Recent studies at Mass General Hospital in Boston and Lund University in Sweden have called these ideas into question. These studies showed that both amyloid beta and PrP have another, previously unknown function: they are antimicrobial peptides. These antimicrobial peptides are natural, broad-spectrum antibiotics. They can kill bacteria, enveloped viruses, fungi and even cancer cells.
Therefore, if amyloid beta and PrP are antimicrobial, they likely have a protective function in patients with these neurological conditions. Amyloid and PrP most likely are actually the immune system’s response to infection in patients suffering from these diseases. Amyloid beta protects against fungal and bacterial infections. Mouse brains infected with Salmonella Typhi murium, amyloid beta formed in response to the infection. This data demonstrates that amyloid beta deposition, maybe a mediated response of the innate immune system to a perceived infection.

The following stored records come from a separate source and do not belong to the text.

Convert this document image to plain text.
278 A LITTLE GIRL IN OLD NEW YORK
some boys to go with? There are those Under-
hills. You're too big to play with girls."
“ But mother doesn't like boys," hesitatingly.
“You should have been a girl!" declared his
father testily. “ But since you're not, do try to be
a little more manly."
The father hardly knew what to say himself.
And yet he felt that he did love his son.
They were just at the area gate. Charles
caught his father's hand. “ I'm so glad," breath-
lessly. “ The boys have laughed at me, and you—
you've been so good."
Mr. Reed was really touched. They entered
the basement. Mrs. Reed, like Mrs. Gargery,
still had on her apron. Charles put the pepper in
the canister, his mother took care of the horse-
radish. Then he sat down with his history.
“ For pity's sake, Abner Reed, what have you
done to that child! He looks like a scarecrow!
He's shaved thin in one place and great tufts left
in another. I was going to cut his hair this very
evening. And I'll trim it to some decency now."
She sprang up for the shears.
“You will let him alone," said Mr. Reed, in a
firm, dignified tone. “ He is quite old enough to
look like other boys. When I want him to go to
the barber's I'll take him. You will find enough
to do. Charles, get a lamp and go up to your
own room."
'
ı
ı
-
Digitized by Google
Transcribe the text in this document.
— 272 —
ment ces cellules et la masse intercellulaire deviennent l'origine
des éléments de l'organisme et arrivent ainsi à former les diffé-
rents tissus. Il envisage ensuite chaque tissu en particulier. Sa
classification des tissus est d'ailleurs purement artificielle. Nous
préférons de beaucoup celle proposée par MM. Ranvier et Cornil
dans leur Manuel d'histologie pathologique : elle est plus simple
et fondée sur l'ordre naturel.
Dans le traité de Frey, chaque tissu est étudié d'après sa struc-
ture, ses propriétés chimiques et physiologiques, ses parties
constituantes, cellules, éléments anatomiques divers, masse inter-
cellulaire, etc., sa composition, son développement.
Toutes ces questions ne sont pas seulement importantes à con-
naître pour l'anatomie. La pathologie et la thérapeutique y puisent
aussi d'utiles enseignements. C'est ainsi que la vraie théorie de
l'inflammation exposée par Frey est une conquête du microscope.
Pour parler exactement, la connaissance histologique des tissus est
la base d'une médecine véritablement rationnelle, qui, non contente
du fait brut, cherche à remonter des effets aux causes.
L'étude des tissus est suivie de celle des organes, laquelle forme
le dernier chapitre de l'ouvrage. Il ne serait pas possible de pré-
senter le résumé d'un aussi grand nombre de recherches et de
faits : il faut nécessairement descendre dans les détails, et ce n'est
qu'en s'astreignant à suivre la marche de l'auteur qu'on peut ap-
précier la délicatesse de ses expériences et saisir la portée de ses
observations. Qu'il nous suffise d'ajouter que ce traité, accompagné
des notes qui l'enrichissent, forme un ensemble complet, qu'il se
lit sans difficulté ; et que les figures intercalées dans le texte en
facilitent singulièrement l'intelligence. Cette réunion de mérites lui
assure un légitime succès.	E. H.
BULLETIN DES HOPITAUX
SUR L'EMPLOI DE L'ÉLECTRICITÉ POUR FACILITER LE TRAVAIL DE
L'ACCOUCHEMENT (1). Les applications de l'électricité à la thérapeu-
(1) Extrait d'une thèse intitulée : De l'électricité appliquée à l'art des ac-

PrP protein is also an antimicrobial peptide. PrP peptides can destroy Escherichia coli, Pseudomonas aeruginosa, Bacillus subtilis and Staphylococcus aureus.
PrP had an anti-fungal effect against Candida. PrP expression was found to increase in patients with H. Pylori infection, with levels returning to normal as the infection clears.
PrP has been found in skin cells of patients with psoriasis, contact dermatitis, squamous cell carcinomas, and viral warts. These conditions associated with micro biome imbalance of the skin. These findings also point to the possibility that prion protein is actually a response to an infection.
The pathology of these diseases may have an infectious component. The specific infectious agent in these neurological conditions is not yet identified. It is also possible that these proteins fight infection initially, but then with increasing levels cause more problems. Many Alzheimer’s medications are aimed at destroying amyloid deposits. These new findings call this approach into question.